- Directed by: J.C. Khoury
- Screenplay by: J.C. Khoury
- Produced by: J.C. Khoury; Jonathan Berke (associate producer); Trevor Herrick;
- Starring: Noah Bean; Rachel Boston; Anna Chlumsky;
- Cinematography: Andreas von Scheele
- Edited by: J.C. Khoury
- Music by: Didier Rachou
- Distributed by: Netflix, FilmBuff
- Release date: June 7, 2011 (Venice);
- Running time: 83 minutes
- Country: United States
- Language: English

= The Pill (film) =

2011 film directed by J.C. Khoury

The Pill is a 2011 American romantic comedy film starring Rachel Boston and Noah Bean.

In the film, the two leads meet casually at the party of a mutual friend and, through a pregnancy scare and full day together, gradually learn to trust each other.

Principal photography for The Pill took place in and around NYC.

==Plot==
Mindy, a young, single woman living in New York City meets Fred and she soon takes him back to her place. After playing 'Never have I ever' during which she gets even drunker, he goes into the bathroom and finds a full, used condom in the trash. That, combined with guilt about his girlfriend, causes him to try to leave. As Mindy implies that her roommate's boyfriend is visiting, they soon embark on an evening of sex.

Initially, Fred takes too long to get the condom on, so Mindy falls asleep. At 4 a.m. she wakes up and they have unprotected sex. She insists he doesn't have to worry about a condom, and Fred has assumed she was on the pill.

The following day, Fred panics after he discovers Mindy's not on the pill. He insists that she use the day after pill, to which she unenthusiastically obliges as she's Catholic.

Soon after in the pharmacy, after Mindy takes a pill, Fred insists he's suddenly too busy to even have breakfast, so she storms out. The pharmacist insists that the process will require taking two pills, so Fred catches up and spends the day with Mindy to ensure she takes the second pill 12 hours later.

After breakfast, Mindy asks Fred to help her get the last of her things from her old apartment. He comes face-to-face with her ex Jim, who comisserates his broken heart to Fred. On the way back, as he asks, Mindy goes into detail as to why she broke things off, mentioning he was suffocating. When Fred implies that she may have given up on Jim too quickly, she initially tells him to leave.

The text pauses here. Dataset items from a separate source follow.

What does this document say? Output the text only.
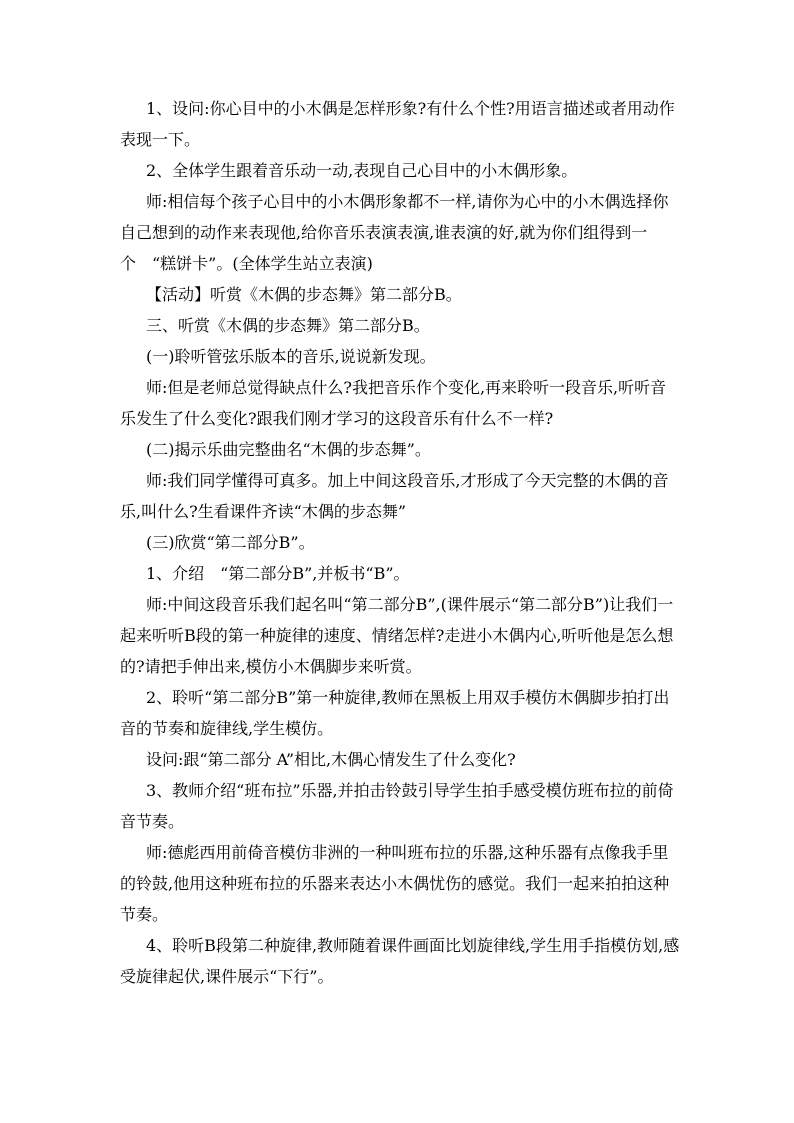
1、设问:你心目中的小木偶是怎样形象?有什么个性?用语言描述或者用动作表现一下。

2、全体学生跟着音乐动一动,表现自己心目中的小木偶形象。

师:相信每个孩子心目中的小木偶形象都不一样,请你为心中的小木偶选择你自己想到的动作来表现他,给你音乐表演表演,谁表演的好,就为你们组得到一个　“糕饼卡”。(全体学生站立表演)

【活动】听赏《木偶的步态舞》第二部分B。

三、听赏《木偶的步态舞》第二部分B。

(一)聆听管弦乐版本的音乐,说说新发现。

师:但是老师总觉得缺点什么?我把音乐作个变化,再来聆听一段音乐,听听音乐发生了什么变化?跟我们刚才学习的这段音乐有什么不一样?

(二)揭示乐曲完整曲名“木偶的步态舞”。

师:我们同学懂得可真多。加上中间这段音乐,才形成了今天完整的木偶的音乐,叫什么?生看课件齐读“木偶的步态舞”

(三)欣赏“第二部分B”。

1、介绍　“第二部分B”,并板书“B”。

师:中间这段音乐我们起名叫“第二部分B”,(课件展示“第二部分B”)让我们一起来听听B段的第一种旋律的速度、情绪怎样?走进小木偶内心,听听他是怎么想的?请把手伸出来,模仿小木偶脚步来听赏。

2、聆听“第二部分B”第一种旋律,教师在黑板上用双手模仿木偶脚步拍打出音的节奏和旋律线,学生模仿。

设问:跟“第二部分 A”相比,木偶心情发生了什么变化?

3、教师介绍“班布拉”乐器,并拍击铃鼓引导学生拍手感受模仿班布拉的前倚音节奏。

师:德彪西用前倚音模仿非洲的一种叫班布拉的乐器,这种乐器有点像我手里的铃鼓,他用这种班布拉的乐器来表达小木偶忧伤的感觉。我们一起来拍拍这种节奏。

4、聆听B段第二种旋律,教师随着课件画面比划旋律线,学生用手指模仿划,感受旋律起伏,课件展示“下行”。
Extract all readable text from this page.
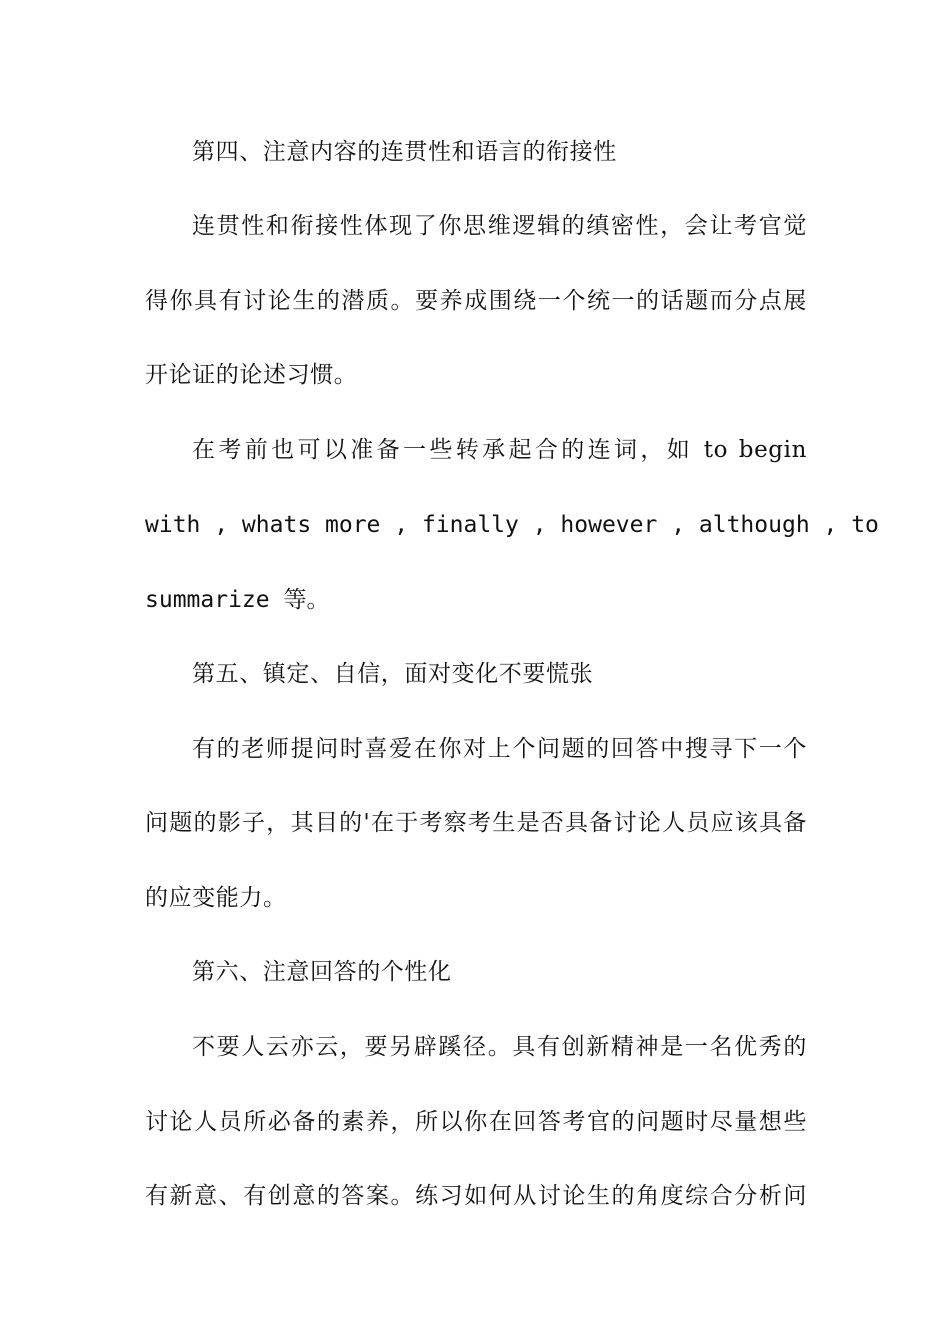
第四、注意内容的连贯性和语言的衔接性
连贯性和衔接性体现了你思维逻辑的缜密性，会让考官觉
得你具有讨论生的潜质。要养成围绕一个统一的话题而分点展
开论证的论述习惯。
在考前也可以准备一些转承起合的连词，如 to begin
with , whats more , finally , however , although , to
summarize 等。
第五、镇定、自信，面对变化不要慌张
有的老师提问时喜爱在你对上个问题的回答中搜寻下一个
问题的影子，其目的'在于考察考生是否具备讨论人员应该具备
的应变能力。
第六、注意回答的个性化
不要人云亦云，要另辟蹊径。具有创新精神是一名优秀的
讨论人员所必备的素养，所以你在回答考官的问题时尽量想些
有新意、有创意的答案。练习如何从讨论生的角度综合分析问
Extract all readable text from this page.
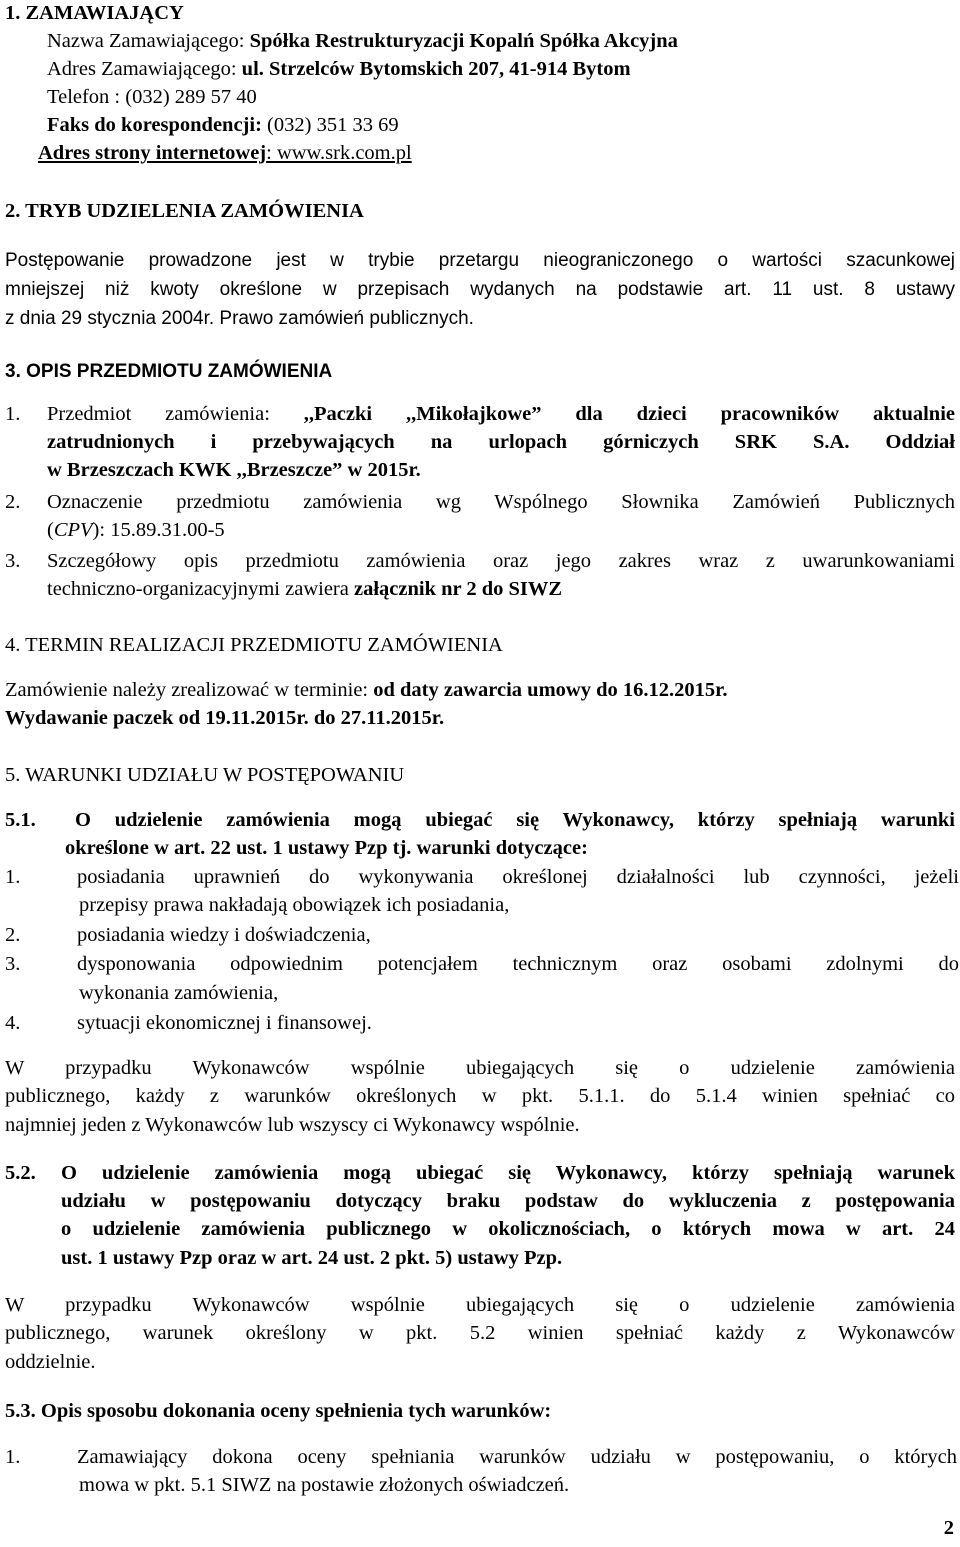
1. ZAMAWIAJĄCY
Nazwa Zamawiającego: Spółka Restrukturyzacji Kopalń Spółka Akcyjna
Adres Zamawiającego: ul. Strzelców Bytomskich 207, 41-914 Bytom
Telefon : (032) 289 57 40
Faks do korespondencji: (032) 351 33 69
Adres strony internetowej: www.srk.com.pl
2. TRYB UDZIELENIA ZAMÓWIENIA
Postępowanie prowadzone jest w trybie przetargu nieograniczonego o wartości szacunkowej
mniejszej niż kwoty określone w przepisach wydanych na podstawie art. 11 ust. 8 ustawy
z dnia 29 stycznia 2004r. Prawo zamówień publicznych.
3. OPIS PRZEDMIOTU ZAMÓWIENIA
1. Przedmiot zamówienia: ,,Paczki ,,Mikołajkowe” dla dzieci pracowników aktualnie
zatrudnionych i przebywających na urlopach górniczych SRK S.A. Oddział
w Brzeszczach KWK ,,Brzeszcze” w 2015r.
2. Oznaczenie przedmiotu zamówienia wg Wspólnego Słownika Zamówień Publicznych
(CPV): 15.89.31.00-5
3. Szczegółowy opis przedmiotu zamówienia oraz jego zakres wraz z uwarunkowaniami
techniczno-organizacyjnymi zawiera załącznik nr 2 do SIWZ
4. TERMIN REALIZACJI PRZEDMIOTU ZAMÓWIENIA
Zamówienie należy zrealizować w terminie: od daty zawarcia umowy do 16.12.2015r.
Wydawanie paczek od 19.11.2015r. do 27.11.2015r.
5. WARUNKI UDZIAŁU W POSTĘPOWANIU
5.1. O udzielenie zamówienia mogą ubiegać się Wykonawcy, którzy spełniają warunki
określone w art. 22 ust. 1 ustawy Pzp tj. warunki dotyczące:
1.	posiadania uprawnień do wykonywania określonej działalności lub czynności, jeżeli
przepisy prawa nakładają obowiązek ich posiadania,
2.	posiadania wiedzy i doświadczenia,
3.	dysponowania odpowiednim potencjałem technicznym oraz osobami zdolnymi do
wykonania zamówienia,
4.	sytuacji ekonomicznej i finansowej.
W przypadku Wykonawców wspólnie ubiegających się o udzielenie zamówienia
publicznego, każdy z warunków określonych w pkt. 5.1.1. do 5.1.4 winien spełniać co
najmniej jeden z Wykonawców lub wszyscy ci Wykonawcy wspólnie.
5.2. O udzielenie zamówienia mogą ubiegać się Wykonawcy, którzy spełniają warunek
udziału w postępowaniu dotyczący braku podstaw do wykluczenia z postępowania
o udzielenie zamówienia publicznego w okolicznościach, o których mowa w art. 24
ust. 1 ustawy Pzp oraz w art. 24 ust. 2 pkt. 5) ustawy Pzp.
W przypadku Wykonawców wspólnie ubiegających się o udzielenie zamówienia
publicznego, warunek określony w pkt. 5.2 winien spełniać każdy z Wykonawców
oddzielnie.
5.3. Opis sposobu dokonania oceny spełnienia tych warunków:
1.	Zamawiający dokona oceny spełniania warunków udziału w postępowaniu, o których
mowa w pkt. 5.1 SIWZ na postawie złożonych oświadczeń.
2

After a minute, once Fred tries to backtrack, Mindy decides he was testing her. Acting relieved, she asks him to accompany her to a birthday party. Arriving to the suburbs, Fred finds himself face-to-face with her parents and brother. Livid, Mindy calms him, saying he's doing her a favor as her younger, recently engaged sister is coming. Fred observes how her nose is being rubbed into it, and gives her support.

As Nelly, Fred's live-in girlfriend, has sent a text message about her arrival he rushes home to meet her. He promises to return, then gets home to a scolding. Hyper-observant and controlling, she insists they get a cat although he's allergic. Fred ducks out on a faux errand, eventually finding Mindy.

They spend the evening cooking together and making love. While Fred's sleeping, Mindy finds Nelly's texts, she takes the second pill and breaks it off. Going home, the controlling Nelly pushes and he's finally able to cut her loose.

The film ends when five weeks later they both meet up again. By then, Fred has just finished his novel, and they seem to give it a new start.

== Awards ==
- Dances With Films (2011)
- Honorable Mention
- Gen Art Film Festival (2011)
- Audience Award
- Stargazer Award
- San Diego Film Festival (2011)
- Best Actress (Rachel Boston)

==Reception==
The film received mostly positive reviews from critics, with consistent praise being given towards the lead character Fred's unsympathetic characterization. The film holds a 70% rating on Rotten Tomatoes which gives the film a score of 70% based on reviews from 10 critics.

In a positive review for The Village Voice critic Andrew Schenker wrote "What makes Khoury’s film... is the consistency of Fred’s loathsomeness. As played by Bean, Fred is a twitchy mass of anxieties, but we’re never asked to empathize with him."

Critic Ronnie Scheib of Variety wrote a glowing review of the film: "deftly avoiding both the haphazardness of mumblecore and the fakery of studio romantic comedies, Khoury deploys a light directorial touch marked by assured thesping and a genuine appreciation for neurotic angst."